I am currently implementing this model [1110.4411] Gaussian Process Regression Networks
It is basically something akin to Gaussian process with a latent linear regression. My model is currently implemented and works well. However I am having some issues with choosing the hyper-parameters. I tried using the standard formulation where we just use a a
.param statement in the model and this gets optimized with the the elbo. However that didn’t work very well as it is super sensitive to initialization. Is there any way in Pyro to just maximize the marginal as a prior step and the start doing inference on the posterior?
do you mean kernel hyperparameters or something else?
Just the Kernel Hyper-parameters of the W and f and the noise.
not really sure what issue you might be facing. i trained one of these a few years ago and don’t recall having any problems or needing to do anything in unusual to get it to work. are you doing mini-batch training?
not sure what this means. the elbo is a lower bound to the log evidence, the computation of which requires a variational approximation.
Thank you for answering so quickly! I apologize; I think I didn’t formulate my question correctly.

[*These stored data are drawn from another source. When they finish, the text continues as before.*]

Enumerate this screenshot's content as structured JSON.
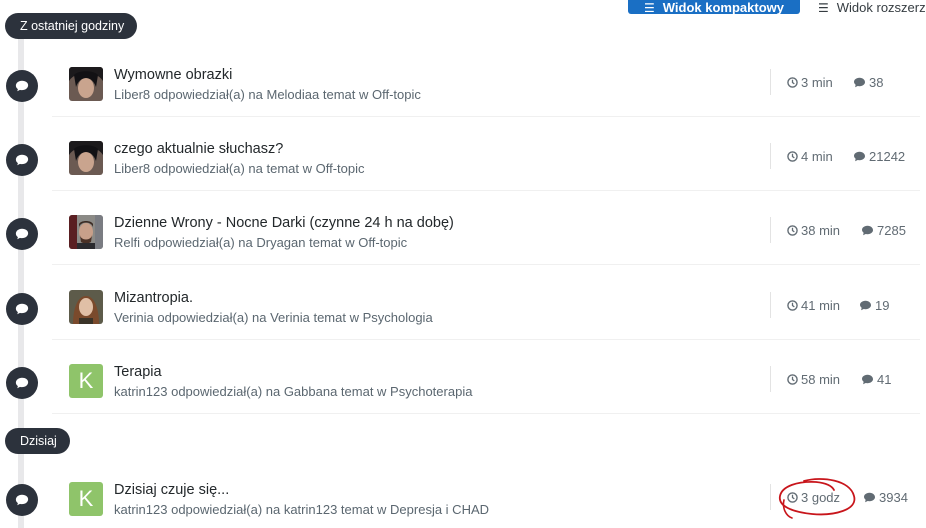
{
  "toolbar": {
    "compact_label": "Widok kompaktowy",
    "expanded_label": "Widok rozszerzony"
  },
  "sections": [
    {
      "label": "Z ostatniej godziny"
    },
    {
      "label": "Dzisiaj"
    }
  ],
  "items": [
    {
      "title": "Wymowne obrazki",
      "meta": "Liber8 odpowiedział(a) na Melodiaa temat w Off-topic",
      "time": "3 min",
      "count": "38",
      "avatar": "photo-dark"
    },
    {
      "title": "czego aktualnie słuchasz?",
      "meta": "Liber8 odpowiedział(a) na temat w Off-topic",
      "time": "4 min",
      "count": "21242",
      "avatar": "photo-dark"
    },
    {
      "title": "Dzienne Wrony - Nocne Darki (czynne 24 h na dobę)",
      "meta": "Relfi odpowiedział(a) na Dryagan temat w Off-topic",
      "time": "38 min",
      "count": "7285",
      "avatar": "photo-man"
    },
    {
      "title": "Mizantropia.",
      "meta": "Verinia odpowiedział(a) na Verinia temat w Psychologia",
      "time": "41 min",
      "count": "19",
      "avatar": "photo-woman"
    },
    {
      "title": "Terapia",
      "meta": "katrin123 odpowiedział(a) na Gabbana temat w Psychoterapia",
      "time": "58 min",
      "count": "41",
      "avatar": "K"
    },
    {
      "title": "Dzisiaj czuje się...",
      "meta": "katrin123 odpowiedział(a) na katrin123 temat w Depresja i CHAD",
      "time": "3 godz",
      "count": "3934",
      "avatar": "K"
    }
  ],
  "colors": {
    "accent": "#1a6fc4",
    "timeline_bullet": "#2c323c",
    "avatar_k": "#8fc46a",
    "annotation": "#c8151b"
  },
  "icons": {
    "compact": "list-icon",
    "expanded": "menu-icon",
    "bullet": "comment-icon",
    "time": "clock-icon",
    "count": "comment-icon"
  }
}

I am not doing minibatch training.
The model is currently working, but unfortunately, it seems that the hyper-parameters that it finds are not great, and the model is super sensitive to the initial value that I set for them. Currently, I am trying only to optimize for the noise of the model (the sigma_y in the paper) and the length-scale used for the W kernel. To do the optimization, I am following the standard approach of SVI maximizing the ELBO with the hope that the parameters that are learned in the model and the guide are good. However, I have seen that this approach seems to give me some trouble, as depending on what I initially choose, the fit is either good or quite bad. I know that it is normal for the model to be sensitive to initial values, but it seems to me, but maybe I am wrong, that if there were a way for first optimizing hyper-parameters in some principled way without relying on the variational approximation and then keeping them fixed, perhaps the results would be a bit better and somewhat less sensitive. With the current settings, it seems that the model gets stuck at a local optimum sometimes. Is there a way to do something like this?
Alternatively, are there any better ways for choosing hyper-parameters in this scenarios other than optimizing them with the Elbo or something super expensive like cross validation. Thank you again!
i suggest doing mini-batch training. when you do batch training (i.e. all data enters into each gradient step) there tends to be a much larger tendency to get stuck in bad local optima.
this should be fine if you take care to do optimization carefully (reasonable learning rate, etc)
This makes a lot of sense. Thank you, I will try it!